Les mots de la fin

La mort de Michel Daguerre


Daniel Ducharme | Fiction | 2023-10-15


Au téléphone, j’avais du mal à contenir mes larmes. Au bout du fil, la dernière compagne de Michel Daguerre, un ami que je connaissais depuis mon bref séjour au Collège de l’Assomption en 1975. Depuis trois semaines, je savais qu’il avait mis fin à ses jours. Je le savais par sa fille aînée qui m’a cherché - et trouvé - sur Facebook. Je savais qu’il était mort, donc, mais je ne savais rien du pourquoi et du comment. Inutile de m’étendre sur la conversation entre l’aînée de ses filles et moi car, à moins que vous soyez dénué de toute sensibilité, vous avez déjà compris qu’on ne demande pas, à une enfant, des détails sur la mort du père qu’elle vient de perdre, surtout quand cette mort est le résultat d’un acte volontaire. En revanche, sa dernière compagne m’a raconté, elle, comment il est mort, ce cher Michel. Il s’est mis au lit, a ingurgité les médicaments laissés par sa femme morte d’un cancer trois ans plus tôt et s’est endormi paisiblement pour ne plus se réveiller. Au pied du lit, il a laissé une feuille de papier sur laquelle il a griffonné :

« N’accusez personne, je suis fatigué, c’est tout. »

Après m’avoir lu ces mots, sa dernière compagne a continué de parler, notamment sur le pourquoi de cette mort, mais déjà je ne l’écoutais plus tellement j’avais hâte de raccrocher le combiné pour pleurer en paix. Car, si le comment était crédible, il en allait autrement du pourquoi. Évoquer la santé mentale pour justifier le suicide d’un homme de soixante et un ans revient à discréditer le choix qu’il a fait. Bon ou mauvais, son suicide demeure un choix lucide. Le déclarer malade s’avère un manque de respect pour cet ami que je connaissais depuis la fin de l’adolescence. Alors je voulais mettre fin à cette conversation, la première et la dernière que je devais avoir avec cette femme. Je ne lui en voulais pas de proférer ces paroles creuses, non, parce que, après tout, elle venait de perdre son compagnon. Mais il fallait que je raccroche vite pour ne plus entendre ce discours convenu qui avait pour effet d’accroître mon chagrin.

Elle a finalement raccroché et, après avoir pleuré un bon coup à l’abri des regards, j’ai appelé Pierre Laurent, un camarade qui a fait, lui aussi, ses études au même collège que Michel. Au téléphone, je lui ai raconté la conversation que je venais d’avoir avec cette femme. Il s’est montré compatissant et m’a laissé entendre que Michel était plutôt du genre à donner le change, dissimulant ses problèmes afin de préserver son aura.

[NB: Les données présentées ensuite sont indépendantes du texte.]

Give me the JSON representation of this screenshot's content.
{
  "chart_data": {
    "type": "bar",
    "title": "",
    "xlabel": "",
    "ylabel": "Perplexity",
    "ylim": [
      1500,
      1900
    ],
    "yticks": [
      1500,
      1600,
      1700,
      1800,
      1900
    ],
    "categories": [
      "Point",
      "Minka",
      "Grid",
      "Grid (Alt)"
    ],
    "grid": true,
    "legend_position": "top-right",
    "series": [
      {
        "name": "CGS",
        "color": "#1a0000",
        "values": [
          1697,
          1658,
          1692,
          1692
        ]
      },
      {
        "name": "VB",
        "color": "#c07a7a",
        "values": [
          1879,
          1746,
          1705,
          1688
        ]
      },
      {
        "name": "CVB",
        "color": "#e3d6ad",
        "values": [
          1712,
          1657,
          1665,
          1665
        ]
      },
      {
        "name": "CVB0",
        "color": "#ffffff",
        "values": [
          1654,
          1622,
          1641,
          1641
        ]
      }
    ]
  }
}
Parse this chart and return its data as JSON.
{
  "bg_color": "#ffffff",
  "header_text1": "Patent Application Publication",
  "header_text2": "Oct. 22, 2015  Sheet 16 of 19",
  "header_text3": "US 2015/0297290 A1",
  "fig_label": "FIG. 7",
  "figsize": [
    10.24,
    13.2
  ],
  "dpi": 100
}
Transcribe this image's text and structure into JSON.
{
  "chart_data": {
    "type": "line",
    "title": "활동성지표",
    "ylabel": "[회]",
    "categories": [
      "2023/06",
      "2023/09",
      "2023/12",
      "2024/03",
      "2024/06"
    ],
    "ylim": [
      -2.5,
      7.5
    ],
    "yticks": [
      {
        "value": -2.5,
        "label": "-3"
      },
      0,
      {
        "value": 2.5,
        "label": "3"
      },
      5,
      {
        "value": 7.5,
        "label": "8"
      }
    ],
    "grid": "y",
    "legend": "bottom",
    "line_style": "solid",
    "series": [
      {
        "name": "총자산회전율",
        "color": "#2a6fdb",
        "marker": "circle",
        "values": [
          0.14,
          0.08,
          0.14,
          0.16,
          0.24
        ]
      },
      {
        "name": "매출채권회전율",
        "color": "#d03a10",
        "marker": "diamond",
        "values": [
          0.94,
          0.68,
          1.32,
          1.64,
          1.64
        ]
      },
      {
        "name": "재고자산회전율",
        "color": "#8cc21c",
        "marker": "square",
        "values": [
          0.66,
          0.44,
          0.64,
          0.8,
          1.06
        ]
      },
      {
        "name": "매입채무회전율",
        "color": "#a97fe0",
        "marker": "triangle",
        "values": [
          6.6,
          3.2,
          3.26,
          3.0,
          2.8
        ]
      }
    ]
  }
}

— Alors, tu crois qu’il ne disait pas toute la vérité quand il prétendait que tout allait bien ? La dernière fois que je lui ai parlé, il m'a dit qu'il devait travailler à la rédaction d’une docu-fiction pour une boîte française...

— Je crois que ses affaires n’allaient pas aussi bien qu’il le disait. Tu sais, à plus de soixante ans, ça devient difficile de décrocher des contrats dans le milieu hyper compétitif de la pub, surtout en France où les jeunes fauves aux dents longues ne manquent pas. Si tu veux mon avis, je crois qu’il était fatigué.

—  Fatigué, oui… Visiblement, il ne s’était pas aperçu qu’il avait dépassé la soixantaine.

Michel, cet ami incomparable, celui qui ne pouvait rester deux minutes tranquilles sans faire jaillir une idée de son cerveau en constante ébullition, ce même Michel, qui s’est amusé à distribuer des feuilles blanches à la porte du métro en 1977, expérimentant un roman qu’il s’apprêtait à écrire, celui-là même qui a fondé le site Tempus Fugit avec Pierre Laurent au début de l'âge du Web, était simplement fatigué, épuisé même, et il ne savait pas - il n’a jamais su, en fait - se reposer. Il est mort en avouant enfin qu’il était fatigué. Fatigué de se battre pour un contrat, pour un nouveau client, pour un projet de pub dans lequel il ne croyait plus. Et comme beaucoup de gens, il n’a pas su s'arrêter à temps, ne se voyant pas lui-même vieillir et, surtout, refusant de reconnaître qu’il était devenu - purement et simplement - un vieux.